Model Distillation: How Small Models Learn From Big Ones
You've maybe used a fast, cheap AI model and gotten a surprisingly good response. GPT-4o-mini, Claude Haiku, Gemini Flash: these smaller models perform close to their larger siblings at a fraction of the cost. The reason is that each one was trained on the outputs of a larger model, a process called distillation.
The core idea is that instead of training the small model on a dataset of correct answers, you train it on the large model's outputs: specifically, the probability distributions the large model computes over every possible next word.

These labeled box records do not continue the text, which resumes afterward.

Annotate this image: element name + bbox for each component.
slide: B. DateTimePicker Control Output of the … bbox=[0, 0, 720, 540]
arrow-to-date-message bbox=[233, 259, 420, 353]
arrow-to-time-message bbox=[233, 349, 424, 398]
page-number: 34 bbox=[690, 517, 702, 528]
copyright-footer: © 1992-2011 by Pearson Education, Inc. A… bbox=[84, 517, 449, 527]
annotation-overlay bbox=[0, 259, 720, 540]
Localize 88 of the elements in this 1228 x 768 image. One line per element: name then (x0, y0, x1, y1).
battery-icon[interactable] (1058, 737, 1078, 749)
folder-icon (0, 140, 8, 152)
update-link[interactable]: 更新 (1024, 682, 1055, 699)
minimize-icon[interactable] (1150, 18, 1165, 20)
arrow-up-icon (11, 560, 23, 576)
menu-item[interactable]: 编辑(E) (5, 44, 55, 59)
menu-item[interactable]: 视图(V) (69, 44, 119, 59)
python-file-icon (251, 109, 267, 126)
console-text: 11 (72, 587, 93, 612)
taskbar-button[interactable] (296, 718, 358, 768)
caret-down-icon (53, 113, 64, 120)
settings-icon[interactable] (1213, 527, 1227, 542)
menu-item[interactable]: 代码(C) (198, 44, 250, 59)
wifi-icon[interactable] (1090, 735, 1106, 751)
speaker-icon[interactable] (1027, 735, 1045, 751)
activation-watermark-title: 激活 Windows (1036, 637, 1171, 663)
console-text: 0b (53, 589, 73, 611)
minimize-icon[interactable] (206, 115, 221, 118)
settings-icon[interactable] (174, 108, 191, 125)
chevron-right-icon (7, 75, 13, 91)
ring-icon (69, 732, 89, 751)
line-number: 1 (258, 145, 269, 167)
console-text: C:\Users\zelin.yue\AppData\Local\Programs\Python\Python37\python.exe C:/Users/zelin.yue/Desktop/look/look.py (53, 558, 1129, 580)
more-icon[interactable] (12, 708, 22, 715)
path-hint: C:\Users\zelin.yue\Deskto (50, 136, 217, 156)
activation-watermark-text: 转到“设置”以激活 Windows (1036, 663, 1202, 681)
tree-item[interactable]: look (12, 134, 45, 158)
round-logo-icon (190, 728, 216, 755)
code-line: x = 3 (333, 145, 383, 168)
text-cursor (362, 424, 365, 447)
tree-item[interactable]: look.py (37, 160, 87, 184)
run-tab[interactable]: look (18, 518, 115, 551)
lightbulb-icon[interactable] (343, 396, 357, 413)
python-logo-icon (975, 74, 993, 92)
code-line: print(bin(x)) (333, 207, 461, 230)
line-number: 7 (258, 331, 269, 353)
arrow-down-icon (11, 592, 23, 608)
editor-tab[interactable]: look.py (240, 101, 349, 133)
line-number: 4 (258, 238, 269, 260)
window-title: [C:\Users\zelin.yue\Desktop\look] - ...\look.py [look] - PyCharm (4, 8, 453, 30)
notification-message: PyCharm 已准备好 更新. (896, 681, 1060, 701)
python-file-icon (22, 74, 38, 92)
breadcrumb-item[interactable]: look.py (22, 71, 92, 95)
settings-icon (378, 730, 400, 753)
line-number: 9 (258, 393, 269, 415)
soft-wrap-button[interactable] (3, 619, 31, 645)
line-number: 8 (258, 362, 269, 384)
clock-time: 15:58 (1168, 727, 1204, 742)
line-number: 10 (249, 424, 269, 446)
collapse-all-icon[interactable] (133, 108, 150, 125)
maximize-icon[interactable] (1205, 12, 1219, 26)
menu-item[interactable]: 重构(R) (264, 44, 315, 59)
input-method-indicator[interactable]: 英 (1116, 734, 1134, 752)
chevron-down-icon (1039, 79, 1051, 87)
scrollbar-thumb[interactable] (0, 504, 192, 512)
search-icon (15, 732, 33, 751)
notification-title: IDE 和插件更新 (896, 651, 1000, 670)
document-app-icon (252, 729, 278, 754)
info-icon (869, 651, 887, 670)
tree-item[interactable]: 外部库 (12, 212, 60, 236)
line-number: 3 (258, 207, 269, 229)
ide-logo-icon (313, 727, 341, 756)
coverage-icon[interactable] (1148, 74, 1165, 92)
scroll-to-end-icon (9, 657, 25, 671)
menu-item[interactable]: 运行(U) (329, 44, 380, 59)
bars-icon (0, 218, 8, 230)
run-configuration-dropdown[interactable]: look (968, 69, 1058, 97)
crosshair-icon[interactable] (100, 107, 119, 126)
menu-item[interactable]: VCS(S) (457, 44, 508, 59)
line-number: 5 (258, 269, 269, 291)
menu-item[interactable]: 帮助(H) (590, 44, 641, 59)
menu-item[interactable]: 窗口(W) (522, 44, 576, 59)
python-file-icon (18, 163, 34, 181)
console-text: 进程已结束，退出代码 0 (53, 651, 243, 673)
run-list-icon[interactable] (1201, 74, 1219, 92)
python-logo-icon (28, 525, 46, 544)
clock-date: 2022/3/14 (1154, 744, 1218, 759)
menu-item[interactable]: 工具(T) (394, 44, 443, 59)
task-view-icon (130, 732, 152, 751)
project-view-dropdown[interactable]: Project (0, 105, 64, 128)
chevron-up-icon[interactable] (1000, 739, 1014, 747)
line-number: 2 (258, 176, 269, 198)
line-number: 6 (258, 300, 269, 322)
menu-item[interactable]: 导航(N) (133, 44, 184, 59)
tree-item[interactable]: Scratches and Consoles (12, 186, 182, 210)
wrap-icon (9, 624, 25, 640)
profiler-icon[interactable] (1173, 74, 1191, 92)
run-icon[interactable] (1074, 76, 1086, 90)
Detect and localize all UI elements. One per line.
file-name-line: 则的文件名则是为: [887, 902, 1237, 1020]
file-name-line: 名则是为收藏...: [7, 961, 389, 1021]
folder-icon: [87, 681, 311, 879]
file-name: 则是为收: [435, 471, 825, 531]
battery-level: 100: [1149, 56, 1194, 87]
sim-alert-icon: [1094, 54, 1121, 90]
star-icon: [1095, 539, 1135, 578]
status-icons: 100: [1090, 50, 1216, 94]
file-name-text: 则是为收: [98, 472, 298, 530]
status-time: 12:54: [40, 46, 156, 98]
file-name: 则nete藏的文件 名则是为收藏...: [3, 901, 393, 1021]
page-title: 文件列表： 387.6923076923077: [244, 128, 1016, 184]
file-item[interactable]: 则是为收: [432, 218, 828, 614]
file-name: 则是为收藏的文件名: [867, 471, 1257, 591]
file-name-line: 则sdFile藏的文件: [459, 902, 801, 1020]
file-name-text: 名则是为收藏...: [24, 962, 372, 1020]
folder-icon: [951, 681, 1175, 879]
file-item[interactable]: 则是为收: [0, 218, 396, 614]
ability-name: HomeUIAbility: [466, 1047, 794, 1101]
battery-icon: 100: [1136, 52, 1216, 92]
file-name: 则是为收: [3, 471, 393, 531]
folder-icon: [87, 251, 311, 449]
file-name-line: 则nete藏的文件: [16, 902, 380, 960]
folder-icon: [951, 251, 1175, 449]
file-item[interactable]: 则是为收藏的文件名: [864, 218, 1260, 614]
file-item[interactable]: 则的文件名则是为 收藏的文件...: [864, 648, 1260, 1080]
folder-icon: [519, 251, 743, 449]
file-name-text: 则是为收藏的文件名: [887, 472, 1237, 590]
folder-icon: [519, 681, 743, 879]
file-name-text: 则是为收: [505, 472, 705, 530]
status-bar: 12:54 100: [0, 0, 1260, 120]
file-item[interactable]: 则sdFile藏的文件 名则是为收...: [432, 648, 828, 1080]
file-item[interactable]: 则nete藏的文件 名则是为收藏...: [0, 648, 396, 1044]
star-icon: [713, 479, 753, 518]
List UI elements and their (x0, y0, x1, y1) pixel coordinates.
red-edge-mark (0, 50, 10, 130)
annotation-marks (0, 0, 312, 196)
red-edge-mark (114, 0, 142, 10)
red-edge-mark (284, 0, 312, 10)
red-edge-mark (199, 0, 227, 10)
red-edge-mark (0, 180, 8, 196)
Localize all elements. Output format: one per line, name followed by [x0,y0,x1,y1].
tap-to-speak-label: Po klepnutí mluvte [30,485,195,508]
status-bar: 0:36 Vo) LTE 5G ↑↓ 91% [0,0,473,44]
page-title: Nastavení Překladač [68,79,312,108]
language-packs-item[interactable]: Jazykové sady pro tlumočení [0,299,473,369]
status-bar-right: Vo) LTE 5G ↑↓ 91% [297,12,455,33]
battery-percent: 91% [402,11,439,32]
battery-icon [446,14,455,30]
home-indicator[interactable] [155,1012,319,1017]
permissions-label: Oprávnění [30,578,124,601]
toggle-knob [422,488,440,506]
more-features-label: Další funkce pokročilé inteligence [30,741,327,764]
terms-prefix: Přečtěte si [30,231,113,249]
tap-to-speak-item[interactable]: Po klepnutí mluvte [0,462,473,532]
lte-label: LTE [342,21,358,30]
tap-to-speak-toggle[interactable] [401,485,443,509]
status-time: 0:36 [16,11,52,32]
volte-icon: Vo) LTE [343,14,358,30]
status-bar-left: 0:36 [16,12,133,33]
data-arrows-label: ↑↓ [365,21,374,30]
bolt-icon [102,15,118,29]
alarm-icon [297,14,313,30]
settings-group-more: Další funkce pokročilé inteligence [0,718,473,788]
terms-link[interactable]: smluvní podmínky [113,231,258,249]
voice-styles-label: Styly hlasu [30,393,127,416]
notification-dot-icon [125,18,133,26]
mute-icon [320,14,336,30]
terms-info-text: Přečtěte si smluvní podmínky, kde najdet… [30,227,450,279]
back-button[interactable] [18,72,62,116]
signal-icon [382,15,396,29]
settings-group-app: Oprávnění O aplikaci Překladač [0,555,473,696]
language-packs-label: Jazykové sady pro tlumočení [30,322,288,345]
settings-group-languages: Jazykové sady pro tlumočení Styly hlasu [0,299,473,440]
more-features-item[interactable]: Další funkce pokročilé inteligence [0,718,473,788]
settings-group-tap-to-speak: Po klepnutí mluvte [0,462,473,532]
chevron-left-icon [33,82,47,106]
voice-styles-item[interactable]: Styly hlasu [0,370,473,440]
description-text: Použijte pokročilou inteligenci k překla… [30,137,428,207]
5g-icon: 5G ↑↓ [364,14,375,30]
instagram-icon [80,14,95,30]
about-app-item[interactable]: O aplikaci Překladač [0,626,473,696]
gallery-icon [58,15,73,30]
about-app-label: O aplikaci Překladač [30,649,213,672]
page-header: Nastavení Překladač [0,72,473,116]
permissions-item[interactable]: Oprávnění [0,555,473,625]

When a model completes the prompt "The weather today is," it computes a probability for every word in its vocabulary before selecting one. "Beautiful" gets 28%. "Warm" gets 19%. "Nice" gets 14%. "Terrible" gets 5%. That ranking reflects which words are interchangeable, which are related, and which don't belong at all.
If you train a small model on just the final answers, all it learns is which word was picked. The full ranking, the relationships between alternatives, all of that is thrown away. Training the small model to match the big model's probability distributions instead means it inherits that structure. It learns that "warm" and "nice" are reasonable alternatives to "beautiful," and that "car" is not. That structural knowledge is what makes a distilled model better than one trained from scratch at the same size.
In practice, a small model trained normally might score 85% on a benchmark, while the same architecture distilled from a larger teacher hits 92% without any increase in size or inference cost.
Distillation is why small models are improving so quickly: they inherit what a larger model spent enormous compute learning from raw data, without needing that compute themselves.